Nasce l’Associazione dei Levantini di Izmir, per mantenere viva la memoria della comunità levantina attraverso studi, ricerche e relazioni

Casa Levantina nel distretto di Bornova (1880)
Casa Levantina nel distretto di Bornova, Izmir (1880)

Izmir, dopo Istanbul, è la città con la più alta concentrazione di Levantini, discendenti di Italiani, Francesi, Greci, Inglesi che nel corso dei secoli, dalla quarta crociata ad oggi, si sono succeduti nelle terre di Turchia, creando quello stretto legame commerciale e culturale tra la porta d’oriente e l’Europa.

Qui, nella “Capitale dell’Anatolia Occidentale”, nasce l’Associazione dei Levantini di Izmir con l’obiettivo di studiare, portare alla luce e conservare l’eredità culturale, artistica e architettonica dei vari gruppi etnici e religiosi che hanno vissuto ad Izmir e che, per l’appunto, venivano definiti Levantini.
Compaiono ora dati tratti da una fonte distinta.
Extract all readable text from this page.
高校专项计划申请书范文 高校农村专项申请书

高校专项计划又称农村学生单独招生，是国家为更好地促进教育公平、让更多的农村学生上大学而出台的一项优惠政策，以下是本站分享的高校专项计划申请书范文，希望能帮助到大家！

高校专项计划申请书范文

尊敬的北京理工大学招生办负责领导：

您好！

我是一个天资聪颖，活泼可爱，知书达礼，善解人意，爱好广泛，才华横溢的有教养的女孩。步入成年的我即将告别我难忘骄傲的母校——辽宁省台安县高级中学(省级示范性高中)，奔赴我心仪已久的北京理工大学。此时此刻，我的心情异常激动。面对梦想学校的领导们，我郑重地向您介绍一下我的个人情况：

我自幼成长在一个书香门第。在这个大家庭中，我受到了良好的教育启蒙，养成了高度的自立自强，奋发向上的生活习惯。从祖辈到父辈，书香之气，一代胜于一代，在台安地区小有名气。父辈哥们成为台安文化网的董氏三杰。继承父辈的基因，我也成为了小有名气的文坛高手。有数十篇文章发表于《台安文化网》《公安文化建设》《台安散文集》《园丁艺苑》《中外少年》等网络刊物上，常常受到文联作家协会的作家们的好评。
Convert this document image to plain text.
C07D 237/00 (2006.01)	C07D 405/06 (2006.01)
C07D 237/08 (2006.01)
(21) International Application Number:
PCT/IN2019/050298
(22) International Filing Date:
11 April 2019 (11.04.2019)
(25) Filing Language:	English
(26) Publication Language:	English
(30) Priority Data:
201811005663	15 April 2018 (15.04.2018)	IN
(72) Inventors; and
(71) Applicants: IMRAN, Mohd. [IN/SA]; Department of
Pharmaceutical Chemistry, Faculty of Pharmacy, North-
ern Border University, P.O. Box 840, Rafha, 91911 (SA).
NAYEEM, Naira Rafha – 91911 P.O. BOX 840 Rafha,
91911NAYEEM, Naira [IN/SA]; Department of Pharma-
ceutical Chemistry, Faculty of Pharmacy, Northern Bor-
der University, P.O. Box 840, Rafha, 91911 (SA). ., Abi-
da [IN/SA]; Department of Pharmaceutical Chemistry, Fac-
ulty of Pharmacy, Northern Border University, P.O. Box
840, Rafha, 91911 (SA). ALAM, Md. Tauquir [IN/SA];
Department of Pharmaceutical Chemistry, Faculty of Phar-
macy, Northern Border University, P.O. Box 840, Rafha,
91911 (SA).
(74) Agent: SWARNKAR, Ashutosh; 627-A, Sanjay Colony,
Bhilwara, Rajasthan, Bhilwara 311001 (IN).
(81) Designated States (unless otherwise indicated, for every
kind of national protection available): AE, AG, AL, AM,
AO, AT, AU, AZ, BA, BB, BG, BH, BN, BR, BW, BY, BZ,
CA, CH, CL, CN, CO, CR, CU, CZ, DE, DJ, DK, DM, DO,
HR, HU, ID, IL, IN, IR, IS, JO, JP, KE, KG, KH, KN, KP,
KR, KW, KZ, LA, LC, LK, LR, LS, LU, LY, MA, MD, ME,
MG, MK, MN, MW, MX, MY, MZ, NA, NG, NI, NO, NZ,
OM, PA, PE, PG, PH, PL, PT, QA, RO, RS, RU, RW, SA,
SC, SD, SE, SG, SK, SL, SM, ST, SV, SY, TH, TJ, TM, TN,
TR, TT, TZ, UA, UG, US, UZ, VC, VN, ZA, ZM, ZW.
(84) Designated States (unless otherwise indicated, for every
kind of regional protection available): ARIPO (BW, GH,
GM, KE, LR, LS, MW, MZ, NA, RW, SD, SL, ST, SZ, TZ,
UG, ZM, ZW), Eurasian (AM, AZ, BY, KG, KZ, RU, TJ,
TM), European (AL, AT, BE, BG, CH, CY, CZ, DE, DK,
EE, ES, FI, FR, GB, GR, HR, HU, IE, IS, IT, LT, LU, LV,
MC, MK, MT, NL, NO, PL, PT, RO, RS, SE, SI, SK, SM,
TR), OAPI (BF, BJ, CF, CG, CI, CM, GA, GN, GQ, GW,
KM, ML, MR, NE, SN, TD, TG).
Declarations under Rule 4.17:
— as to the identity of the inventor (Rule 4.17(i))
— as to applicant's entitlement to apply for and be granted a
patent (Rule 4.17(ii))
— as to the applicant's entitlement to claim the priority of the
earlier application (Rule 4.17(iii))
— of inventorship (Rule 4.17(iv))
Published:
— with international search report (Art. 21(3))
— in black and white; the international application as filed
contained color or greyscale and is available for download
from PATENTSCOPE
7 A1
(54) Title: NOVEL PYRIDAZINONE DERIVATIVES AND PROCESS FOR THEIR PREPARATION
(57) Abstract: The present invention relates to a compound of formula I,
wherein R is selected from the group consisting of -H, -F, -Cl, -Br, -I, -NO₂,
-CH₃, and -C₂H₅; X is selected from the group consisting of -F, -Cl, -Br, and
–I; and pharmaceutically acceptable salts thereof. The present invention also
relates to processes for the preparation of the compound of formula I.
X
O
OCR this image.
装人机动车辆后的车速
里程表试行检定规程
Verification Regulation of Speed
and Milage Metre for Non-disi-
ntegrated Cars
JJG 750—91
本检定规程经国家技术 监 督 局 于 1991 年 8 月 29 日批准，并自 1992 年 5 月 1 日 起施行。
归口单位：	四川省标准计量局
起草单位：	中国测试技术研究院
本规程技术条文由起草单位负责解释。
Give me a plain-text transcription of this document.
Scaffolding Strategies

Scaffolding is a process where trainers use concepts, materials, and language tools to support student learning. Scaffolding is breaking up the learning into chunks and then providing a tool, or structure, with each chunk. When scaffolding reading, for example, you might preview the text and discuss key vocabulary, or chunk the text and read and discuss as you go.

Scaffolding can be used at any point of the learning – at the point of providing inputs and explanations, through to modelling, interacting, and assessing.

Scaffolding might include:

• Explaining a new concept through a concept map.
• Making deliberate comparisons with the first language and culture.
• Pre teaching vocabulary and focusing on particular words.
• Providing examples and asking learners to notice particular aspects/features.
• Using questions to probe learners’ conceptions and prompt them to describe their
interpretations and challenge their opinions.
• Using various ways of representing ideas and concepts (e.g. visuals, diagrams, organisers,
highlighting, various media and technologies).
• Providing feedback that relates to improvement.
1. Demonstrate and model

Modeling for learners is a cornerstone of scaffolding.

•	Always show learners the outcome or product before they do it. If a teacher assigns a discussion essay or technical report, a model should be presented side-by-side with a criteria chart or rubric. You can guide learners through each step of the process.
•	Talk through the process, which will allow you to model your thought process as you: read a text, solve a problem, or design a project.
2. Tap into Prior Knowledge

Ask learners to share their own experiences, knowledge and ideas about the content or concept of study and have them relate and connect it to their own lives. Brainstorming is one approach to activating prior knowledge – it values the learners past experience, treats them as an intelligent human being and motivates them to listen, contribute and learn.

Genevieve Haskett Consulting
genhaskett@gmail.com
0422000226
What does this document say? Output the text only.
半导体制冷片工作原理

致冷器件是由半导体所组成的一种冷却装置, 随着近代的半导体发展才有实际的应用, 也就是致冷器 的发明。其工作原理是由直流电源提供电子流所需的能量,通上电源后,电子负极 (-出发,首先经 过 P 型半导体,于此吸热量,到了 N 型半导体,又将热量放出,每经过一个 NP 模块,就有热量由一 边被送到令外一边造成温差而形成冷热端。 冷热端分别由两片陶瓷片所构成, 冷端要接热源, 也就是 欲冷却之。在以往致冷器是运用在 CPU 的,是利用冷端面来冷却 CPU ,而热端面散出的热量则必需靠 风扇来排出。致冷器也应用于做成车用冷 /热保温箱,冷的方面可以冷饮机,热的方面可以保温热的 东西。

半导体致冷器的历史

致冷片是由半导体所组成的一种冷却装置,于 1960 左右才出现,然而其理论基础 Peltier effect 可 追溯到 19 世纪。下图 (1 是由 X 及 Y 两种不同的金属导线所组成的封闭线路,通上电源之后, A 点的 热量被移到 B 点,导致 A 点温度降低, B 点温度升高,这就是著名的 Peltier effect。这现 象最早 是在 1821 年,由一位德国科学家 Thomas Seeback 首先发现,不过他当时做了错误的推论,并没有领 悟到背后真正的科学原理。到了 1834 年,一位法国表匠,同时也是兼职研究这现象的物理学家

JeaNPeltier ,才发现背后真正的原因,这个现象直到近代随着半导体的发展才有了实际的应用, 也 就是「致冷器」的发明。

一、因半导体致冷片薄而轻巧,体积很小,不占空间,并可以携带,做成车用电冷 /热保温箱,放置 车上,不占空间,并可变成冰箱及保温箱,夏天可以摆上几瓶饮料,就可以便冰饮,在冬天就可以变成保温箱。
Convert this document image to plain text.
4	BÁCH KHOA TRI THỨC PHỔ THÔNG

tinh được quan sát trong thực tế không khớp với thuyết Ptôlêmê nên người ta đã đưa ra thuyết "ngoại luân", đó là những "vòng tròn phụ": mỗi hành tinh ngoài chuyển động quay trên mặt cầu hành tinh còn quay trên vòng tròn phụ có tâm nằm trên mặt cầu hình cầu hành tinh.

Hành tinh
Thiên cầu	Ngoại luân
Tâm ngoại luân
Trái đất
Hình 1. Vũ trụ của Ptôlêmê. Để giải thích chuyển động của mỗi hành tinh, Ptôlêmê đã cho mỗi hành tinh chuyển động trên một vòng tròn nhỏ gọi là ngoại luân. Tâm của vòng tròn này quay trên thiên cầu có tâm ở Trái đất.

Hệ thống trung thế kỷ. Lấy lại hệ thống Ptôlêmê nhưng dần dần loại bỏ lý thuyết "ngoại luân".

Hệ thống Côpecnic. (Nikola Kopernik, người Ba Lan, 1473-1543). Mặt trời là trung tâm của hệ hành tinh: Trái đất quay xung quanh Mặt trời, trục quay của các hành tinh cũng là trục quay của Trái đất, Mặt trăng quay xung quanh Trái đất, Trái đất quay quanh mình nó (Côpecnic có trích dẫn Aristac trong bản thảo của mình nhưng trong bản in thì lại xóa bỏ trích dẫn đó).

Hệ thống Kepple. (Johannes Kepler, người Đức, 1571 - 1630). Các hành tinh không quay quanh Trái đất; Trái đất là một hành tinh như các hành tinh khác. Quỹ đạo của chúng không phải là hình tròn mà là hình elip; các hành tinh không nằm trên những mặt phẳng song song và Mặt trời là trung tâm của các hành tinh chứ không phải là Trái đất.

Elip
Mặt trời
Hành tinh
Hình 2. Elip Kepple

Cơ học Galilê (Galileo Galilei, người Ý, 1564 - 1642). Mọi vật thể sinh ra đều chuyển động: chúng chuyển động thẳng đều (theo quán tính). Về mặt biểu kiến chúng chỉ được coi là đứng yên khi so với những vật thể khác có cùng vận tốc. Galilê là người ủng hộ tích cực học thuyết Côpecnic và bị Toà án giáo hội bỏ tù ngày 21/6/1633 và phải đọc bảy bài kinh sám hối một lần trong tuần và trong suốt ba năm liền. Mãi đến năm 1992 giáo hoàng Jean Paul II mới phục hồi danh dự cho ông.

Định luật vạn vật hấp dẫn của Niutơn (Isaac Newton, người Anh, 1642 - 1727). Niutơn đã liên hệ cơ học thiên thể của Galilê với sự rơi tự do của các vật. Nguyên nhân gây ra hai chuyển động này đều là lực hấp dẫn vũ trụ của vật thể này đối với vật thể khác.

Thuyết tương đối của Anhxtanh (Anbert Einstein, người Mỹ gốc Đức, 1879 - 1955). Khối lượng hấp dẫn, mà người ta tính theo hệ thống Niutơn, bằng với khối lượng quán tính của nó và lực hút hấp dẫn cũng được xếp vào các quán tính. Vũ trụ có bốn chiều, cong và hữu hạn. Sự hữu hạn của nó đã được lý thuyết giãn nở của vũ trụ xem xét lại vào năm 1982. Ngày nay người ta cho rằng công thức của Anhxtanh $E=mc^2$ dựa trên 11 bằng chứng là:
A tale scopo, l’associazione intende organizzare attività formative ed informative per spiegare e promuovere l’eredità levantina al pubblico.

Uno dei primi progetti sarà quello di fondare a breve il Museo dei Levantini di Izmir, per preservare le traccie e le memorie dei Levantini che hanno dato forma e dominato la vita sociale e culturale della città sino ai tempi recenti.

“Con quanto esposto in questo museo – spiega Peter Papi, Presidente e promotore dell’Associazione – vogliamo poter tramandare alle future generazioni la storia dei loro antenati”.

Tra le priorità dell’associazione vi è  anche costruzione ed il mantenimento delle relazioni con i Levantini originari di Izmir ma che, in diversi periodi e per diversi motivi, hanno dovuto lasciare la città. Con questo obiettivo in mente, continua Papi, “cercheremo il modo per facilitare i contatti con i nostri amici all’estero per realizzare un network di comunicazione e relazione”.

L’Associazione ha già stretti contatti e ha collaborato con la Levantine Heritage Foundation di Londra, promotrice di iniziative di ricerca e divulgazione della storia levantina e che, proprio agli inizi del mese di novembre, ha organizzato la sua seconda conferenza biennale a Londra.

Chi sono i Levantini

Il termine Levantino indica i discendenti di europei che vivevano nelle terre dell’impero ottomano, prima, e della Repubblica di Turchia a partire dalla sua fondazione nel 1923. Il termine venne adottato a partire dal 1453, con la conquista di Costantinopoli da parte dei Turchi Ottomani per identificare quella parte della popolazione non musulmana che abitava all’interno dei propri confini. Se prima della nascita degli stati nazione il levantino era distinto per religione (Levantino-cattolico, levantino-ebreo, levantino-ortodosso), fu solo dal diciannovesimo secolo che si iniziarono a distinguere in franco-levantini, italo-levantini, greco-levantini, levantini olandesi e così via. Relativamente agli italo-levantini, essi rappresentano la più antica comunità di italiani all’estero, giunti in terra anatolica con le tratte commerciali delle Repubbliche di Venezia e di Genova. Della loro presenza storica rimangono tracce ben visibili come la Torre di Galata ad Istanbul, voluta dal governatore genovese Rosso Doria e realizzata attorno alla metà del XIV secolo.

2 Commenti

  1. Sarà possibile fare parte dell’associazione anche se non si è levantini, ma amanti della Turchia e di di Izmir in particolare?
    Massimo Frasca
    archeologo- Missione archeologica Italiana di Kyme

    • Proveremo a chiedere alla associazione stessa. A quanto mi risulta, ma la prego di prenderlo con beneficio del dubbio, per legge ci si può iscrivere ad una associazione turca solo se residenti e quindi in possesso di permesso di soggiorno. Comunque chiederemo delucidazioni in merito. Grazie.